United States and others criticized Iran for supplying missiles, drones and other weapons to the Houthis as part of its drive for regional influence and attempts to weaken Saudi Arabia. At the same time, Tehran is asking Washington to lift the sanctions imposed on its Revolutionary Guards who manage proxy forces in the Middle East.

It is reasonable to assume that without Tehran’s agreement, the Houthis would not have agreed to a ceasefire with Riyadh.

The truce will allow oil ships to enter the Houthi-controlled port of Hodeidah and regular commercial flights to operate from the airport in the capital Sanaa to other countries in the region. The parties also agreed to discuss opening roads in Taizz and other Yemeni provinces.

UN special envoy Hans Grundberg said on Friday that the ceasefire would come into effect before the holy month of Ramadhan at 7 p.m. local time (1600 GMT) and could be renewed if the parties concerned agree.
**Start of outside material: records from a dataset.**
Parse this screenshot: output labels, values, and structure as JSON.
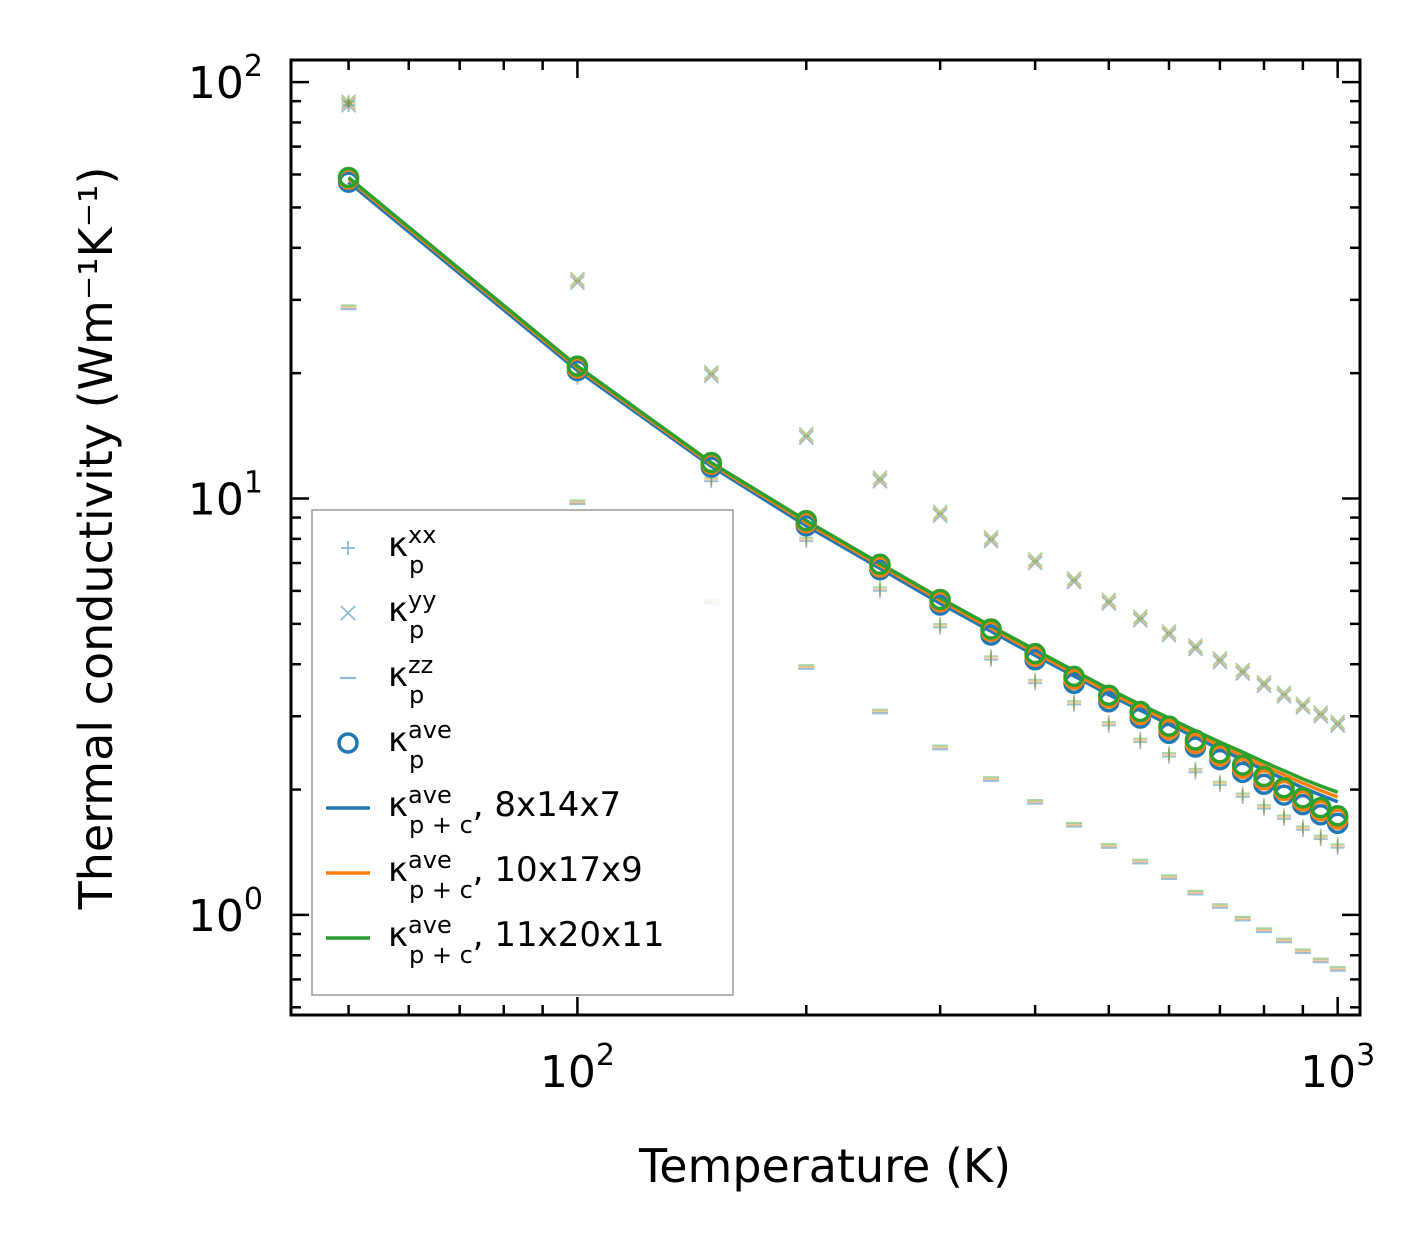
{
  "chart_data": {
    "type": "scatter",
    "title": "",
    "xlabel": "Temperature (K)",
    "ylabel": "Thermal conductivity (Wm⁻¹K⁻¹)",
    "xscale": "log",
    "yscale": "log",
    "xlim": [
      42,
      1070
    ],
    "ylim": [
      0.575,
      113
    ],
    "x_ticks": [
      {
        "base": "10",
        "exp": "2",
        "value": 100
      },
      {
        "base": "10",
        "exp": "3",
        "value": 1000
      }
    ],
    "y_ticks": [
      {
        "base": "10",
        "exp": "0",
        "value": 1
      },
      {
        "base": "10",
        "exp": "1",
        "value": 10
      },
      {
        "base": "10",
        "exp": "2",
        "value": 100
      }
    ],
    "legend_position": "lower-left",
    "x": [
      50,
      100,
      150,
      200,
      250,
      300,
      350,
      400,
      450,
      500,
      550,
      600,
      650,
      700,
      750,
      800,
      850,
      900,
      950,
      1000
    ],
    "series": [
      {
        "name": "kappa_p_xx",
        "label_base": "κ",
        "label_sub": "p",
        "label_sup": "xx",
        "label_suffix": "",
        "marker": "plus",
        "color": "#1f77b4",
        "values": [
          88,
          19.5,
          11,
          7.9,
          6.0,
          4.9,
          4.1,
          3.6,
          3.2,
          2.85,
          2.6,
          2.4,
          2.2,
          2.05,
          1.92,
          1.8,
          1.7,
          1.6,
          1.52,
          1.45
        ]
      },
      {
        "name": "kappa_p_yy",
        "label_base": "κ",
        "label_sub": "p",
        "label_sup": "yy",
        "label_suffix": "",
        "marker": "x",
        "color": "#1f77b4",
        "values": [
          88,
          33,
          19.7,
          14,
          11,
          9.1,
          7.9,
          7.0,
          6.3,
          5.6,
          5.1,
          4.7,
          4.35,
          4.05,
          3.8,
          3.55,
          3.35,
          3.15,
          3.0,
          2.85
        ]
      },
      {
        "name": "kappa_p_zz",
        "label_base": "κ",
        "label_sub": "p",
        "label_sup": "zz",
        "label_suffix": "",
        "marker": "dash",
        "color": "#1f77b4",
        "values": [
          28.5,
          9.7,
          5.6,
          3.9,
          3.05,
          2.5,
          2.1,
          1.85,
          1.63,
          1.45,
          1.33,
          1.22,
          1.12,
          1.04,
          0.97,
          0.91,
          0.86,
          0.81,
          0.77,
          0.735
        ]
      },
      {
        "name": "kappa_p_ave",
        "label_base": "κ",
        "label_sub": "p",
        "label_sup": "ave",
        "label_suffix": "",
        "marker": "circle",
        "color": "#1f77b4",
        "values": [
          57.5,
          20.3,
          11.9,
          8.6,
          6.75,
          5.55,
          4.7,
          4.1,
          3.6,
          3.25,
          2.97,
          2.73,
          2.53,
          2.36,
          2.2,
          2.06,
          1.94,
          1.84,
          1.74,
          1.66
        ]
      },
      {
        "name": "kappa_p_ave_10x17x9",
        "marker": "circle",
        "color": "#ff7f0e",
        "legend": false,
        "values": [
          58.5,
          20.6,
          12.1,
          8.75,
          6.85,
          5.65,
          4.8,
          4.18,
          3.68,
          3.32,
          3.03,
          2.79,
          2.58,
          2.41,
          2.25,
          2.11,
          1.99,
          1.88,
          1.78,
          1.7
        ]
      },
      {
        "name": "kappa_p_ave_11x20x11",
        "marker": "circle",
        "color": "#2ca02c",
        "legend": false,
        "values": [
          59,
          20.8,
          12.2,
          8.85,
          6.95,
          5.72,
          4.86,
          4.24,
          3.74,
          3.37,
          3.08,
          2.84,
          2.63,
          2.45,
          2.29,
          2.15,
          2.02,
          1.91,
          1.81,
          1.73
        ]
      },
      {
        "name": "kappa_pc_ave_8x14x7",
        "label_base": "κ",
        "label_sub": "p + c",
        "label_sup": "ave",
        "label_suffix": ", 8x14x7",
        "marker": "line",
        "color": "#1f77b4",
        "values": [
          57.5,
          20.3,
          11.95,
          8.6,
          6.8,
          5.6,
          4.8,
          4.2,
          3.75,
          3.38,
          3.1,
          2.87,
          2.67,
          2.5,
          2.36,
          2.23,
          2.12,
          2.02,
          1.94,
          1.87
        ]
      },
      {
        "name": "kappa_pc_ave_10x17x9",
        "label_base": "κ",
        "label_sub": "p + c",
        "label_sup": "ave",
        "label_suffix": ", 10x17x9",
        "marker": "line",
        "color": "#ff7f0e",
        "values": [
          58.5,
          20.6,
          12.1,
          8.75,
          6.9,
          5.7,
          4.88,
          4.27,
          3.8,
          3.43,
          3.15,
          2.92,
          2.72,
          2.55,
          2.41,
          2.28,
          2.17,
          2.07,
          1.99,
          1.92
        ]
      },
      {
        "name": "kappa_pc_ave_11x20x11",
        "label_base": "κ",
        "label_sub": "p + c",
        "label_sup": "ave",
        "label_suffix": ", 11x20x11",
        "marker": "line",
        "color": "#2ca02c",
        "values": [
          59,
          20.8,
          12.2,
          8.85,
          6.98,
          5.77,
          4.94,
          4.33,
          3.86,
          3.49,
          3.2,
          2.97,
          2.77,
          2.6,
          2.46,
          2.33,
          2.22,
          2.12,
          2.04,
          1.97
        ]
      }
    ]
  }
}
OK.

“The purpose of this truce is to give Yemenis a much-needed break from the violence, relief from humanitarian suffering and above all hope that an end to this conflict is possible,” Grundberg said in a statement on Friday, adding that he would push for a permanent ceasefire. .

UN Secretary-General Antonio Guterres also expressed hope that the truce could be “a first step to ending Yemen’s devastating war” and urged the Houthis, also known as Ansarullah , and the Saudi-led coalition to resume “an inclusive and comprehensive Yemeni policy”. to treat.”

The Houthis said on Wednesday the cessation of military operations for the month of Ramadan, announced by the coalition, made “no sense” if the siege against the rebels continued to be fully effective.

The coalition ceasefire came just days after the Houthis launched several drone and missile attacks on Saudi oil giant Aramco’s petroleum products distribution station in Jeddah on March 25, presumably as talks were taking place behind the scenes.

The United States, its Western allies and other blame drones and missiles supplied by Iran for Houthi attacks on Saudi and Emirati energy facilities.

In mid-March, in response to possible plans by the Saudi-based Gulf Cooperation Council (GCC) to invite Yemeni parties, including the Houthis, to consultations in Riyadh, Iran-backed Ansarullah , said he only host the talks if the venue was a neutral country.

The coalition that includes Saudi Arabia’s regional allies, including the United Arab Emirates (UAE), has been at war with the Houthis since 2015 in support of internationally recognized President Abdrabbuh Mansur Hadi. The Houthis ousted Hadi in late 2014 for what they said was corruption.